B. Pour le défendeur

[15] Le défendeur a déclaré qu’il ne reconnaissait pas que l’article 43 de la LRTSPF s’appliquait aux décisions d’arbitrage. En supposant que l’article 43 s’applique bel et bien aux décisions portant sur les griefs, le défendeur a soutenu que le demandeur ne satisfaisait pas au critère pour le réexamen d’une décision. Il a soutenu que le demandeur cherche de toute évidence à remettre en litige ses griefs.

[16] Compte tenu de la charge de travail de l’avocate du défendeur au moment de l’audience d’arbitrage, il n’y avait aucun avantage en matière de préparation en raison de l’inscription de l’audience au rôle. Il n’y avait pas non plus de fondement à l’allégation du demandeur au sujet de « notes » qui ne lui avaient pas été fournies. Le défendeur a soutenu que les notes mentionnées dans la décision d’arbitrage ont trait à une réunion entre le témoin et le demandeur. Après cette réunion, une autre personne qui assistait à l’audience d’arbitrage a envoyé un courriel au demandeur et au témoin dans laquelle elle résumait leur discussion.

C. Les arguments en réfutation du demandeur

[17] Le demandeur a soutenu que la LRTSPF et ses règlements connexes ne fournissent aucune orientation sur l’article 43 ou son intention. Il a soutenu qu’il n’y avait aucune exigence de présenter une demande de contrôle judiciaire pour une décision d’arbitrage, bien que ce soit une option.

[18] Le demandeur a fait valoir que la mise au rôle de questions relatives aux droits de la personne devrait être une priorité pour la Commission. Le demandeur a déclaré que le retard de la Commission à entendre ses griefs lui a causé un préjudice. Il a également soutenu que les représentants du défendeur lui avaient délibérément causé des préjudices en raison de leurs retards et de leur défaut de traiter en priorité les questions relatives aux droits de la personne pour les peuples autochtones, ainsi que les questions de santé et de sécurité.

[19] Le demandeur a soutenu que la Commission est responsable du calendrier des audiences et de la tenue équitable de ces audiences. Il a soutenu que l’article 43 était conçu pour régler ce genre de questions.

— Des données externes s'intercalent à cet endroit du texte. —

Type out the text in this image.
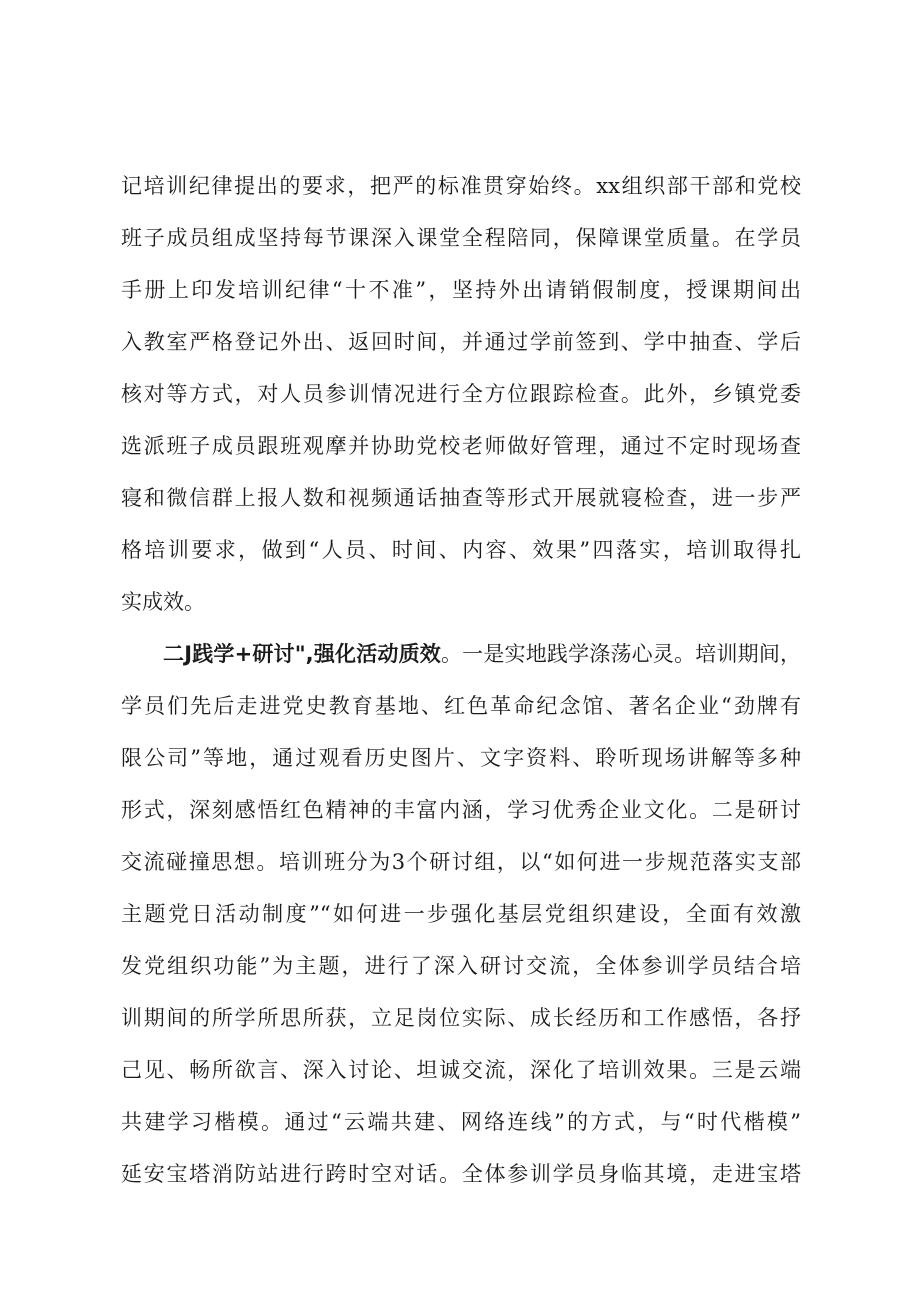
记培训纪律提出的要求，把严的标准贯穿始终。xx组织部干部和党校
班子成员组成坚持每节课深入课堂全程陪同，保障课堂质量。在学员
手册上印发培训纪律“十不准”，坚持外出请销假制度，授课期间出
入教室严格登记外出、返回时间，并通过学前签到、学中抽查、学后
核对等方式，对人员参训情况进行全方位跟踪检查。此外，乡镇党委
选派班子成员跟班观摩并协助党校老师做好管理，通过不定时现场查
寝和微信群上报人数和视频通话抽查等形式开展就寝检查，进一步严
格培训要求，做到“人员、时间、内容、效果”四落实，培训取得扎
实成效。
二J践学+研讨",强化活动质效。一是实地践学涤荡心灵。培训期间，
学员们先后走进党史教育基地、红色革命纪念馆、著名企业“劲牌有
限公司”等地，通过观看历史图片、文字资料、聆听现场讲解等多种
形式，深刻感悟红色精神的丰富内涵，学习优秀企业文化。二是研讨
交流碰撞思想。培训班分为3个研讨组，以“如何进一步规范落实支部
主题党日活动制度”“如何进一步强化基层党组织建设，全面有效激
发党组织功能”为主题，进行了深入研讨交流，全体参训学员结合培
训期间的所学所思所获，立足岗位实际、成长经历和工作感悟，各抒
己见、畅所欲言、深入讨论、坦诚交流，深化了培训效果。三是云端
共建学习楷模。通过“云端共建、网络连线”的方式，与“时代楷模”
延安宝塔消防站进行跨时空对话。全体参训学员身临其境，走进宝塔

[20] Le demandeur a renvoyé à une décision de la Commission, Lavoie c. Conseil du Trésor (Service correctionnel du Canada), 2021 CRTESPF 54, concernant un grief relatif à l’indemnité de repas pour heures supplémentaires datant de 2015, que la Commission avait tranchée en mai 2021. Il a fait valoir que c’était là la preuve que la Commission et le défendeur accordent la priorité aux indemnités de repas supplémentaires plutôt qu’aux questions relatives aux droits de la personne concernant les Métis et au racisme et à la discrimination systémiques et institutionnalisés. Il a soutenu que la Commission et le défendeur avaient l’obligation d’établir l’ordre de priorité des cas et qu’en l’espèce, ils avaient tous deux échoué.

[21] Le demandeur a également soutenu que les audiences devant la Commission devraient être transcrites, comme c’est le cas pour d’autres tribunaux, comme la Commission des libérations conditionnelles du Canada.

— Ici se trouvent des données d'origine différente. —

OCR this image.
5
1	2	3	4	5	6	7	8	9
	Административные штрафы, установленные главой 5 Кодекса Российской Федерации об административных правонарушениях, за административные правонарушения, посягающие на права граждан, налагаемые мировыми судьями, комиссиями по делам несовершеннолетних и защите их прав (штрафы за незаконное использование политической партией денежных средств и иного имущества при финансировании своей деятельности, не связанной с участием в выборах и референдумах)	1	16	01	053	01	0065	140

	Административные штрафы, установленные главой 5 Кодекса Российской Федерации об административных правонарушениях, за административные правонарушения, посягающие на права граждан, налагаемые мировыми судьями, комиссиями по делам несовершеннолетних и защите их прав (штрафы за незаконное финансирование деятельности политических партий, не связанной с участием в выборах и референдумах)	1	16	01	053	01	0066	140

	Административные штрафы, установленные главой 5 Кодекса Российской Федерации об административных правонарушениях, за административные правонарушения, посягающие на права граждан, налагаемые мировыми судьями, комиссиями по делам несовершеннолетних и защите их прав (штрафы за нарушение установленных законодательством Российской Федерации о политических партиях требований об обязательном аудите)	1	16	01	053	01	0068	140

[22] Le demandeur a également fait référence aux appels de la Commission de vérité et réconciliation à prendre des mesures en ce qui concerne la justice, le perfectionnement professionnel et la formation des fonctionnaires.

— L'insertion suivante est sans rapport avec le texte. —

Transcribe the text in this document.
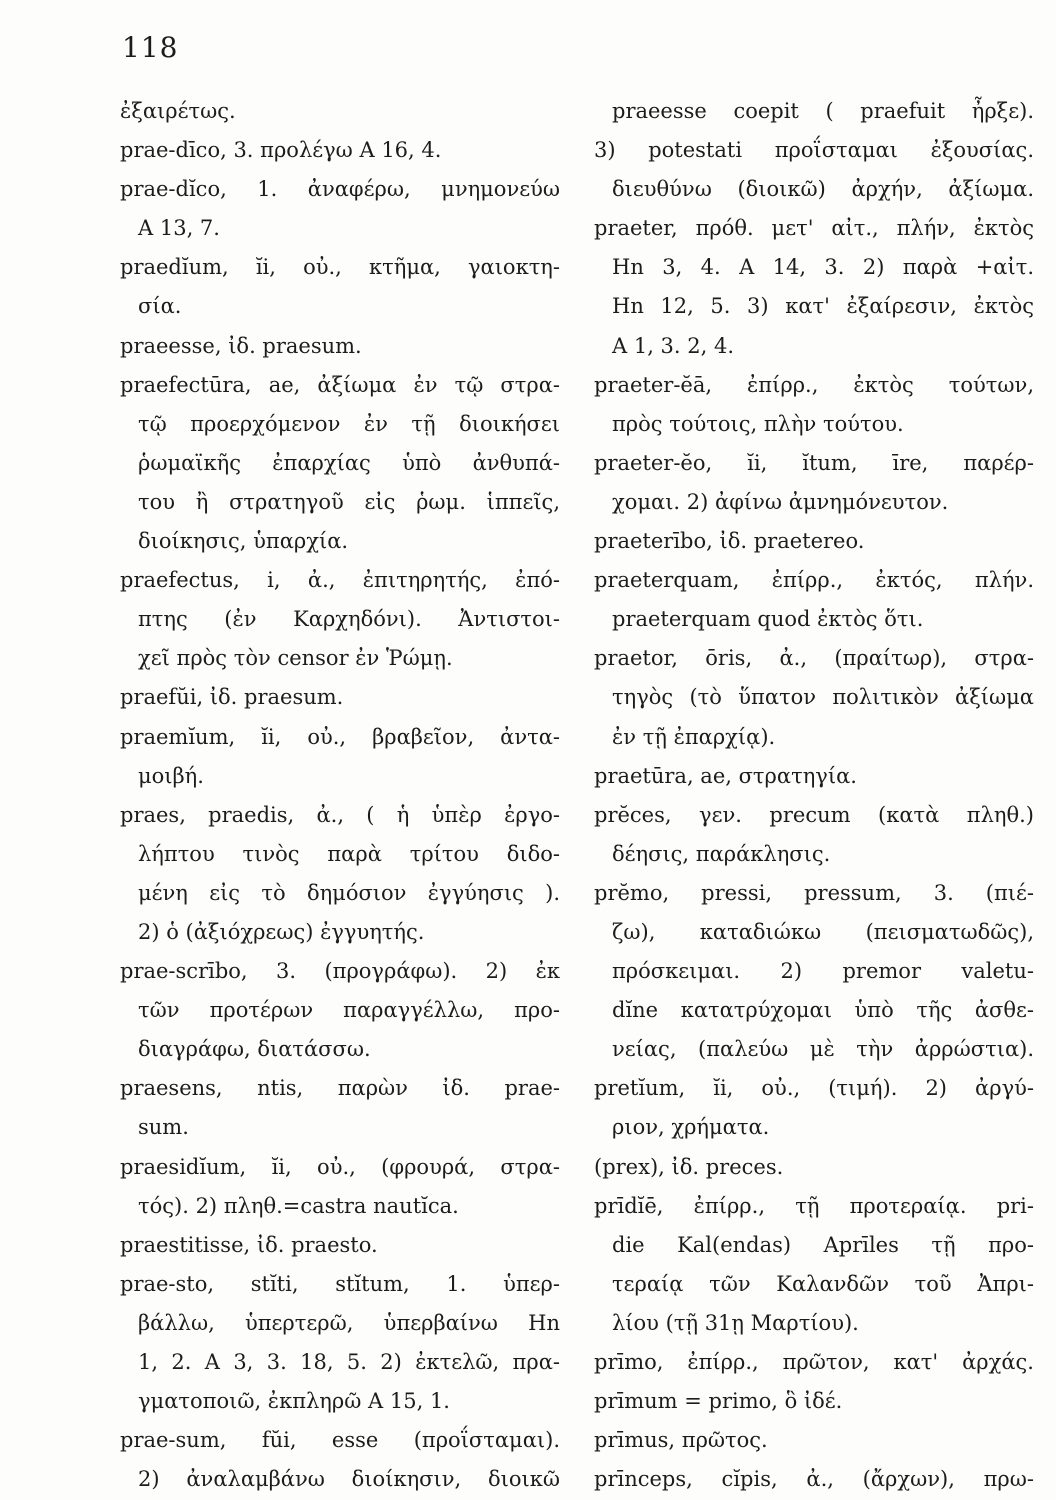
118
ἐξαιρέτως.
prae-dīco, 3. προλέγω Α 16, 4.
prae-dĭco, 1. ἀναφέρω, μνημονεύω
Α 13, 7.
praedĭum, ĭi, οὐ., κτῆμα, γαιοκτη-
σία.
praeesse, ἰδ. praesum.
praefectūra, ae, ἀξίωμα ἐν τῷ στρα-
τῷ προερχόμενον ἐν τῇ διοικήσει
ῥωμαϊκῆς ἐπαρχίας ὑπὸ ἀνθυπά-
του ἢ στρατηγοῦ εἰς ῥωμ. ἱππεῖς,
διοίκησις, ὑπαρχία.
praefectus, i, ἀ., ἐπιτηρητής, ἐπό-
πτης (ἐν Καρχηδόνι). Ἀντιστοι-
χεῖ πρὸς τὸν censor ἐν Ῥώμῃ.
praefŭi, ἰδ. praesum.
praemĭum, ĭi, οὐ., βραβεῖον, ἀντα-
μοιβή.
praes, praedis, ἀ., ( ἡ ὑπὲρ ἐργο-
λήπτου τινὸς παρὰ τρίτου διδο-
μένη εἰς τὸ δημόσιον ἐγγύησις ).
2) ὁ (ἀξιόχρεως) ἐγγυητής.
prae-scrībo, 3. (προγράφω). 2) ἐκ
τῶν προτέρων παραγγέλλω, προ-
διαγράφω, διατάσσω.
praesens, ntis, παρὼν ἰδ. prae-
sum.
praesidĭum, ĭi, οὐ., (φρουρά, στρα-
τός). 2) πληθ.=castra nautĭca.
praestitisse, ἰδ. praesto.
prae-sto, stĭti, stĭtum, 1. ὑπερ-
βάλλω, ὑπερτερῶ, ὑπερβαίνω Ηn
1, 2. Α 3, 3. 18, 5. 2) ἐκτελῶ, πρα-
γματοποιῶ, ἐκπληρῶ Α 15, 1.
prae-sum, fŭi, esse (προΐσταμαι).
2) ἀναλαμβάνω διοίκησιν, διοικῶ
praeesse coepit ( praefuit ἦρξε).
3) potestati προΐσταμαι ἐξουσίας.
διευθύνω (διοικῶ) ἀρχήν, ἀξίωμα.
praeter, πρόθ. μετ' αἰτ., πλήν, ἐκτὸς
Ηn 3, 4. Α 14, 3. 2) παρὰ +αἰτ.
Ηn 12, 5. 3) κατ' ἐξαίρεσιν, ἐκτὸς
Α 1, 3. 2, 4.
praeter-ĕā, ἐπίρρ., ἐκτὸς τούτων,
πρὸς τούτοις, πλὴν τούτου.
praeter-ĕo, ĭi, ĭtum, īre, παρέρ-
χομαι. 2) ἀφίνω ἀμνημόνευτον.
praeterībo, ἰδ. praetereo.
praeterquam, ἐπίρρ., ἐκτός, πλήν.
praeterquam quod ἐκτὸς ὅτι.
praetor, ōris, ἀ., (πραίτωρ), στρα-
τηγὸς (τὸ ὕπατον πολιτικὸν ἀξίωμα
ἐν τῇ ἐπαρχίᾳ).
praetūra, ae, στρατηγία.
prĕces, γεν. precum (κατὰ πληθ.)
δέησις, παράκλησις.
prĕmo, pressi, pressum, 3. (πιέ-
ζω), καταδιώκω (πεισματωδῶς),
πρόσκειμαι. 2) premor valetu-
dĭne κατατρύχομαι ὑπὸ τῆς ἀσθε-
νείας, (παλεύω μὲ τὴν ἀρρώστια).
pretĭum, ĭi, οὐ., (τιμή). 2) ἀργύ-
ριον, χρήματα.
(prex), ἰδ. preces.
prīdĭē, ἐπίρρ., τῇ προτεραίᾳ. pri-
die Kal(endas) Aprīles τῇ προ-
τεραίᾳ τῶν Καλανδῶν τοῦ Ἀπρι-
λίου (τῇ 31ῃ Μαρτίου).
prīmo, ἐπίρρ., πρῶτον, κατ' ἀρχάς.
prīmum = primo, ὃ ἰδέ.
prīmus, πρῶτος.
prīnceps, cĭpis, ἀ., (ἄρχων), πρω-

[23] Le demandeur a soutenu que l’article 43 de la LRTSPF prévoit que la Commission agira équitablement et que les retards injustifiés dans l’audition de ses griefs lui avaient porté préjudice. Il a soutenu que la seule solution raisonnable consiste à annuler la décision d’arbitrage et à réentendre la preuve en prévoyant un délai approprié pour que les deux parties présentent les faits à une nouvelle audience d’arbitrage et sur un pied d’égalité.

IV. Motifs

[24] La présente demande de réexamen de la décision comporte deux questions liées au seuil. La première est de savoir si le paragraphe 43(1) s’applique aux décisions d’arbitrage de griefs rendues en vertu de la partie 2 de la LRTSPF. Dans l’affirmative, la deuxième question relative au seuil est de déterminer si la Commission peut procéder au réexamen d’une décision d’arbitrage de grief portant sur l’interprétation de l’application d’une convention collective sans l’appui de l’agent négociateur du demandeur.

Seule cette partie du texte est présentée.